Shuffling the magazines, I found quite a variety of reading materials:
The Holy Bible (KJV)
Our Daily Bread
The American Legion
Allen Brother’s (The Great Steakhouse Steaks)
ACLU: At War with America
The New Yorker
Handy: The Handyman Club of America
The Progressive Farmer
Voice of the Martyrs
My first thought was: I’ll bet the folks who donated these wouldn’t much like each other. I’m afraid the reason I thought that will become too clear in another paragraph. It’s always easy for me to make obvious, or even profound life applications for others.
There are those whom I know that read The Daily Bread that think the ACLU is the devil’s spawn (literally), and believe AARP is almost as evil. I also know folks who order from Cabala’s and have nothing but scorn for anyone who would read Popular Science.
I don’t know anyone (as far as I know) that reads The Progressive Farmer, so I have no idea how they might feel about Allen Brother’s Steaks.
But the small-minded, bigotry just jumps right out at you, doesn’t it?
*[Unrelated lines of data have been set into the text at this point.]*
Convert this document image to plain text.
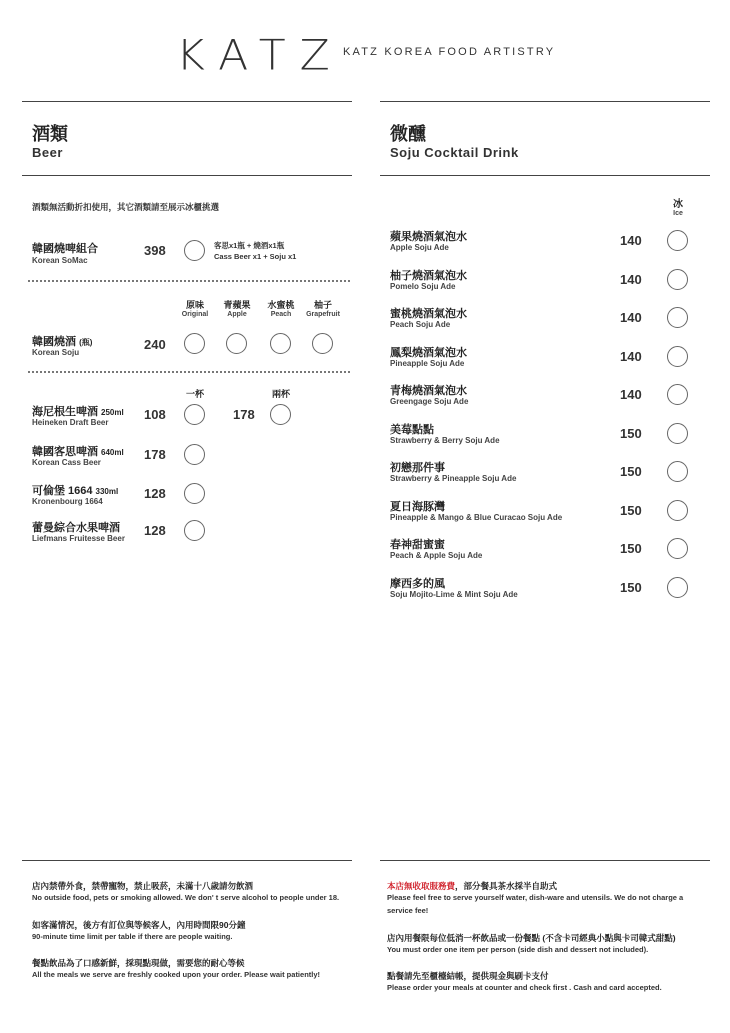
KATZ KATZ KOREA FOOD ARTISTRY
酒類
Beer
微醺
Soju Cocktail Drink
酒類無活動折扣使用，其它酒類請至展示冰櫃挑選
韓國燒啤組合
Korean SoMac
398	客思x1瓶 + 燒酒x1瓶
Cass Beer x1 + Soju x1
原味
Original
青蘋果
Apple
水蜜桃
Peach
柚子
Grapefruit
韓國燒酒 (瓶)
Korean Soju
240
一杯	兩杯
海尼根生啤酒 250ml
Heineken Draft Beer
108	178
韓國客思啤酒 640ml
Korean Cass Beer
178
可倫堡 1664 330ml
Kronenbourg 1664
128
蕾曼綜合水果啤酒
Liefmans Fruitesse Beer
128
冰
Ice
蘋果燒酒氣泡水
Apple Soju Ade	140
柚子燒酒氣泡水
Pomelo Soju Ade	140
蜜桃燒酒氣泡水
Peach Soju Ade	140
鳳梨燒酒氣泡水
Pineapple Soju Ade	140
青梅燒酒氣泡水
Greengage Soju Ade	140
美莓點點
Strawberry & Berry Soju Ade	150
初戀那件事
Strawberry & Pineapple Soju Ade	150
夏日海豚灣
Pineapple & Mango & Blue Curacao Soju Ade	150
春神甜蜜蜜
Peach & Apple Soju Ade	150
摩西多的風
Soju Mojito-Lime & Mint Soju Ade	150
店內禁帶外食，禁帶寵物，禁止吸菸，未滿十八歲請勿飲酒
No outside food, pets or smoking allowed. We don' t serve alcohol to people under 18.
如客滿情況，後方有訂位與等候客人，內用時間限90分鐘
90-minute time limit per table if there are people waiting.
餐點飲品為了口感新鮮，採現點現做，需要您的耐心等候
All the meals we serve are freshly cooked upon your order. Please wait patiently!
本店無收取服務費，部分餐具茶水採半自助式
Please feel free to serve yourself water, dish-ware and utensils. We do not charge a
service fee!
店內用餐限每位低消一杯飲品或一份餐點 (不含卡司經典小點與卡司韓式甜點)
You must order one item per person (side dish and dessert not included).
點餐請先至櫃檯結帳，提供現金與刷卡支付
Please order your meals at counter and check first . Cash and card accepted.
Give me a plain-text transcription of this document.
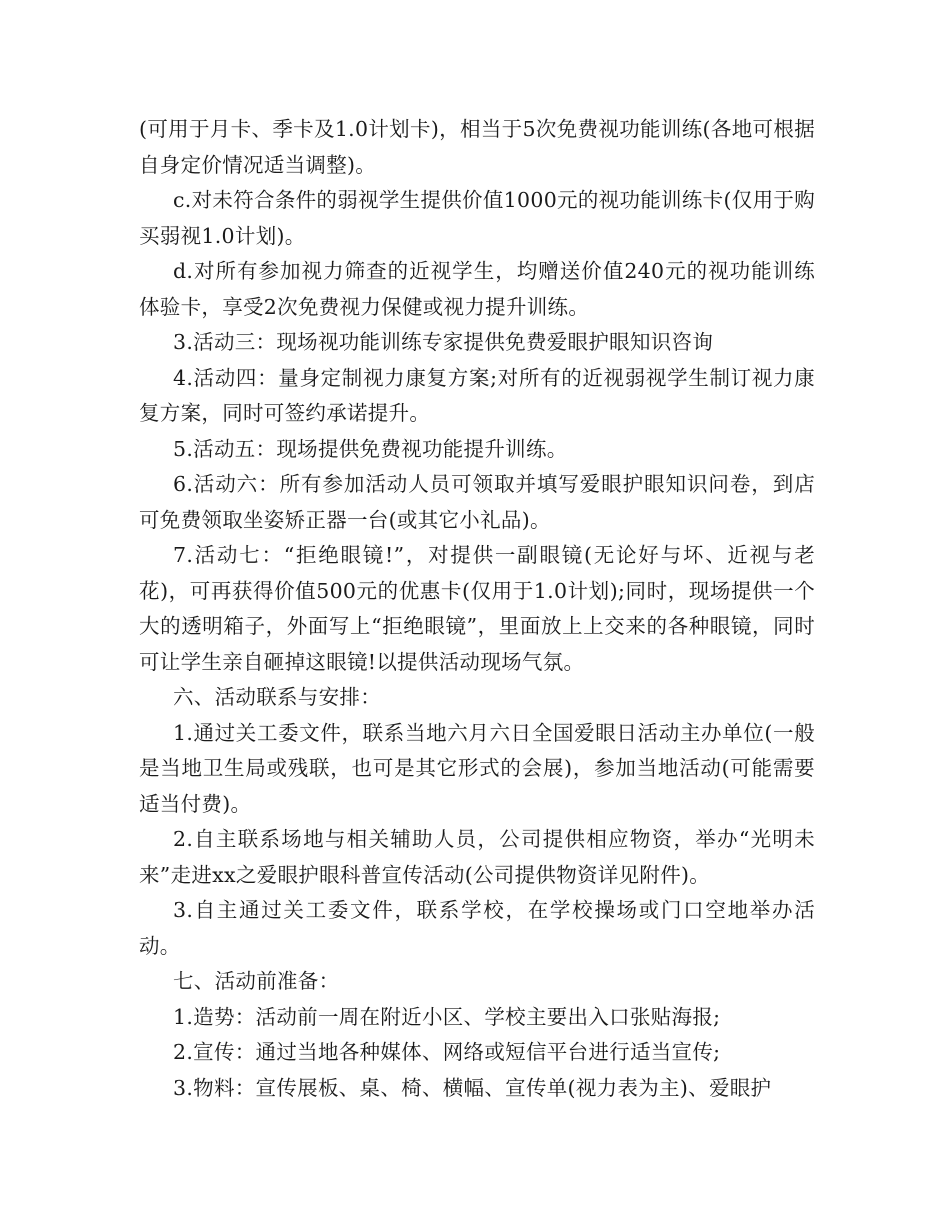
(可用于月卡、季卡及1.0计划卡)，相当于5次免费视功能训练(各地可根据自身定价情况适当调整)。

c.对未符合条件的弱视学生提供价值1000元的视功能训练卡(仅用于购买弱视1.0计划)。

d.对所有参加视力筛查的近视学生，均赠送价值240元的视功能训练体验卡，享受2次免费视力保健或视力提升训练。

3.活动三：现场视功能训练专家提供免费爱眼护眼知识咨询

4.活动四：量身定制视力康复方案;对所有的近视弱视学生制订视力康复方案，同时可签约承诺提升。

5.活动五：现场提供免费视功能提升训练。

6.活动六：所有参加活动人员可领取并填写爱眼护眼知识问卷，到店可免费领取坐姿矫正器一台(或其它小礼品)。

7.活动七：“拒绝眼镜!”，对提供一副眼镜(无论好与坏、近视与老花)，可再获得价值500元的优惠卡(仅用于1.0计划);同时，现场提供一个大的透明箱子，外面写上“拒绝眼镜”，里面放上上交来的各种眼镜，同时可让学生亲自砸掉这眼镜!以提供活动现场气氛。

六、活动联系与安排：

1.通过关工委文件，联系当地六月六日全国爱眼日活动主办单位(一般是当地卫生局或残联，也可是其它形式的会展)，参加当地活动(可能需要适当付费)。

2.自主联系场地与相关辅助人员，公司提供相应物资，举办“光明未来”走进xx之爱眼护眼科普宣传活动(公司提供物资详见附件)。

3.自主通过关工委文件，联系学校，在学校操场或门口空地举办活动。

七、活动前准备：

1.造势：活动前一周在附近小区、学校主要出入口张贴海报;

2.宣传：通过当地各种媒体、网络或短信平台进行适当宣传;

3.物料：宣传展板、桌、椅、横幅、宣传单(视力表为主)、爱眼护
And there I stood, thinking that exact thing. I started thinking about whether or not I would like the people who donated certain selections. Really, Debbie? Based on what magazines they read?
I found myself drowning in the misconception that other people should share my enlightened views. And if not, well, possibly they wouldn’t make very charming dinner companions.
Funny that I remember feeling that way at 15 and 25 and 35 and 45 and since I’m not 55 yet, maybe this is the time for a change.
Change doesn’t come as easily to me in the rest of life as it does at the Laundromat. There my old currency is converted into something shiny and useful and helpful with the power, along with just a tiny bit of potion, to cleanse and restore.
I’m ready to change. I don’t want to read a bumper sticker and think: Doubt he’d be my cup of tea or form opinions of people based on their yard signs. The rush to judgement that I have to keep in check is the sign of a very small heart in a very large world.
Change. It’s time for some. The old still has it’s place, there’s room for so much new.
Any time I think I have the corner on the truth, it’s probably time to take a different fork in the road!